A ktav siruv ( or seruv ) is a letter indicating that a certain person is in contempt of a rabbinic court that issued the siruv letter, and thus the person is allegedly subject to ostracizing in the Orthodox Jewish community.

Nowdays it seems there are many siruvim being posted only against Jewish men and almost never against Jewish women. Many of these so-called siruvim are likely either forged and/or fraudulent and invalid according to halacha for various reasons.

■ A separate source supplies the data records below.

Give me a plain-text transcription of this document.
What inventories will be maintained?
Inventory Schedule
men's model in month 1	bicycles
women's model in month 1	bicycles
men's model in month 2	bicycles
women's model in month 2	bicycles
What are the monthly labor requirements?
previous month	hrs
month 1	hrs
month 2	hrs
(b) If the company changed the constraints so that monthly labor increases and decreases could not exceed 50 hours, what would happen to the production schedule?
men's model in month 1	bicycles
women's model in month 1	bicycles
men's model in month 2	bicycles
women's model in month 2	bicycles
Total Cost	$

Before assuming that a particular seruv letter is valid, one should carefully examine it while considering that:

  1. A BD may issue a siruv, but it cannot issue any rulings on a case until and unless both litigants have appeared before the BD and made their claims.
  2. It is a halacha in Shulchan Aruch, based on a Biblical commandment, that a BD must not hear claims against any party unless both parties are present. This would seem to make hearing “secret information” a violation of halacha.
  3. If this letter resulted from a wife summoning her husband to Beis Din, the BD cannot issue a ruling on the Get if the husband hasn’t appeared yet.
  4. If the husband did appear before the BD already, and the BD heard the case, does the siruv letter indicate that?
  5. A BD almost never issues a “herem” against a recalcitrant party, they issue a “seruv” that clearly states “Ktav Seruv”. The “Ktav Seruv” must state that the accused party refused to appear before ANY BD.
  6. In the event where a wife was in court without a valid heter to do so (a common event nowadays), the BD is supposed to issue a “Ktav Seruv” against the wife, not against the husband. In such a case, issuing a “Ktav Seruv” against the husband is simply brazen feminism pretending to be Judaism.